Patricia had messed up in writing about former friends and housemates without always acknowledging that they were former friends and housemates. She thought some of it was obvious and in other cases didn’t think it was relevant. Her passion for covering interesting games big and small should be obvious to anyone who regularly reads Kotaku, and I don’t think at all that she was ever plugging work that she didn’t think was cool. But disclosure is good to ward off even the appearance of impropriety. That’s why back in August after I tweeted about my standards for disclosure, basically If you think readers would want to know how you know a person, you should tell them… And after people dug through her entire Twitter history to raise questions about people she tweeted with, we then applied updates to some of the articles she’d written. Mind you, Patricia is someone who has been harassed by people who don’t like her work and spread fake articles to discredit her. She’s had to deal with a lot of bullshit along the way, all the while writing some the best and most interesting stories about games month in and month out.”
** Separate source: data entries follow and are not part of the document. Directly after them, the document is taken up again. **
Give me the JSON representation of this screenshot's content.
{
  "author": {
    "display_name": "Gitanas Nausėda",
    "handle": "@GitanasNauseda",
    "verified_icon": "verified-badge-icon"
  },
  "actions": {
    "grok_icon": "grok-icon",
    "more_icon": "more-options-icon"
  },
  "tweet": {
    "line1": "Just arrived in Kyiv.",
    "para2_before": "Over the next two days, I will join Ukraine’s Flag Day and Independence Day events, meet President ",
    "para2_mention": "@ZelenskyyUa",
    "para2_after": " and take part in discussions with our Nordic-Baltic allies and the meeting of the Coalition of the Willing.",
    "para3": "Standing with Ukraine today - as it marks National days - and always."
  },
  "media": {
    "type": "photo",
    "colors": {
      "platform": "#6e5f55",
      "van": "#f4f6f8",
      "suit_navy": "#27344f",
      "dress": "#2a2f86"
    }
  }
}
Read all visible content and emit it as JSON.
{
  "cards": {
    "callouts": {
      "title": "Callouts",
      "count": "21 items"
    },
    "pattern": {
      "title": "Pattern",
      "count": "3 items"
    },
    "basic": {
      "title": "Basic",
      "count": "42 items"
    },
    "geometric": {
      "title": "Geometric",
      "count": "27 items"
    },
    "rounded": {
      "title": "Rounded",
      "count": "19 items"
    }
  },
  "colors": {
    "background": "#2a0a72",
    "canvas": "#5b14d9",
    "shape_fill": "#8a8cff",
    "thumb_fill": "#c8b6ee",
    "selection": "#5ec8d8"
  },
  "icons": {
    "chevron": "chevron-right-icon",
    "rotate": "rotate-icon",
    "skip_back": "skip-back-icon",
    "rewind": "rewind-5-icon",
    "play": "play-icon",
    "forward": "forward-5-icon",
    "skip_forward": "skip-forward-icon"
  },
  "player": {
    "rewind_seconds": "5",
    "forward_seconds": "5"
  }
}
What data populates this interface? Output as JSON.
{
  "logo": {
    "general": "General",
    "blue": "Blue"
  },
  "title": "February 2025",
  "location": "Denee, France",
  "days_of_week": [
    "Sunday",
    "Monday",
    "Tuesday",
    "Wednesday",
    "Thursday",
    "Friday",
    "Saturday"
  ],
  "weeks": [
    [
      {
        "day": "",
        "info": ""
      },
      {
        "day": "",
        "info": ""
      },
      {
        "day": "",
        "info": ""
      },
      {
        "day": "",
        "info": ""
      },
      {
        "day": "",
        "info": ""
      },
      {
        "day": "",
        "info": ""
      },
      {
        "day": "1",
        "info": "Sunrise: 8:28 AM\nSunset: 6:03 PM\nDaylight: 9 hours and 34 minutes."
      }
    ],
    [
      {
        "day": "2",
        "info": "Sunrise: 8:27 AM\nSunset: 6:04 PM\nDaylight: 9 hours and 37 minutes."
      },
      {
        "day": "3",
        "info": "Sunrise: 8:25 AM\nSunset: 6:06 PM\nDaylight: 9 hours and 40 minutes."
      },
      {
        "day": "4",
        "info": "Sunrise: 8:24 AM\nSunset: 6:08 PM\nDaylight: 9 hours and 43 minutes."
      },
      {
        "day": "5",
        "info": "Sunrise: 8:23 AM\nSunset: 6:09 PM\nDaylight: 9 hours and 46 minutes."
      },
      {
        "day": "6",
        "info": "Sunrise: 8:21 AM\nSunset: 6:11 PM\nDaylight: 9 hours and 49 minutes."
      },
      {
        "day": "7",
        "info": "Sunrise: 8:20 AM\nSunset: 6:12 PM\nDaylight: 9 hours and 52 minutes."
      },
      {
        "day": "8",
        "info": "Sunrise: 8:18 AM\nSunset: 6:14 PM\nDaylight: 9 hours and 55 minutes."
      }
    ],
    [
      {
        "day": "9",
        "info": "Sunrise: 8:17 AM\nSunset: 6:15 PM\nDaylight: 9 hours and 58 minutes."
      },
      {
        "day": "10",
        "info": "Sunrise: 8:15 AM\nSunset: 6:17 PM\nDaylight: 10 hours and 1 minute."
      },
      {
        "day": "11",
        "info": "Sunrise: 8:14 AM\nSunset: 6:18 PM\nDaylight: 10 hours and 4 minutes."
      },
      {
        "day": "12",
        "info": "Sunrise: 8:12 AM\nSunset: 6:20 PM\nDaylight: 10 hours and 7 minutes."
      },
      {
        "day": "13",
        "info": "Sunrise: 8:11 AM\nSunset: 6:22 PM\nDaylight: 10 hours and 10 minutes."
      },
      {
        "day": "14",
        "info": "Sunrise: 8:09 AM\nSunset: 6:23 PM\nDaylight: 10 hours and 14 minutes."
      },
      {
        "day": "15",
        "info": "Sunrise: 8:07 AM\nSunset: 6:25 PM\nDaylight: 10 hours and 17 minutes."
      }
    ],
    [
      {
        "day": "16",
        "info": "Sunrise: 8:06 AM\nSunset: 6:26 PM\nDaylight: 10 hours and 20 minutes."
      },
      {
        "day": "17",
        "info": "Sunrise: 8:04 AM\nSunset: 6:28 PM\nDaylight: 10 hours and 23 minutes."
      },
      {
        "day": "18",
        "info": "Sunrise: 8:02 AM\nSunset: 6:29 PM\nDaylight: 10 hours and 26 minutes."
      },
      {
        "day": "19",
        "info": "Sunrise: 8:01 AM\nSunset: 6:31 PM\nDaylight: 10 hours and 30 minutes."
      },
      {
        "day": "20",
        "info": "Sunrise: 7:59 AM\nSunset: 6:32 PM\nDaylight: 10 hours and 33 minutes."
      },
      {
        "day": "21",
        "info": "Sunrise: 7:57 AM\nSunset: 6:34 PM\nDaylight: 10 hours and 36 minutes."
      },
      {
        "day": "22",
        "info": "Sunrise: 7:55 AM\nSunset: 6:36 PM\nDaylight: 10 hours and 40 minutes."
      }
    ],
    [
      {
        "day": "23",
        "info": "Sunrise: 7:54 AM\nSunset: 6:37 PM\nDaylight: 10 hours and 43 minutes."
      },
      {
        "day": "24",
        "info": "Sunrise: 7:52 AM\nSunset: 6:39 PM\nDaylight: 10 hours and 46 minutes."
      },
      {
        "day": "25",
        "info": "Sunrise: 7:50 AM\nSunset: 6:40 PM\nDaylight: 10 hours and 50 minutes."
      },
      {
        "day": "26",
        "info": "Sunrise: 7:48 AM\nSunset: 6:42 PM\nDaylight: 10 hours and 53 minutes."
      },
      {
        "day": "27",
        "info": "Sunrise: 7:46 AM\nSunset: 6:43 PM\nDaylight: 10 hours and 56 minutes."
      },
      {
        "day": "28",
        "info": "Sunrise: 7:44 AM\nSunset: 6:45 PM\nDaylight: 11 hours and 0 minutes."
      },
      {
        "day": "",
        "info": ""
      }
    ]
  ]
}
Gamespot also was a topic during the discussion, on how the site fired Jeff Gerstmann in 2007 because he gave Kane & Lynch: Dead Men a bad review. Because of the ad money that the publisher gave the site, Gamespot decided to fire him, touching off an internet firestorm. Many credit that for being the opening shot of gamer gate, for bringing ethical issues to the forefront of games media for the first time.

This has been Part 1 of a multi-part series.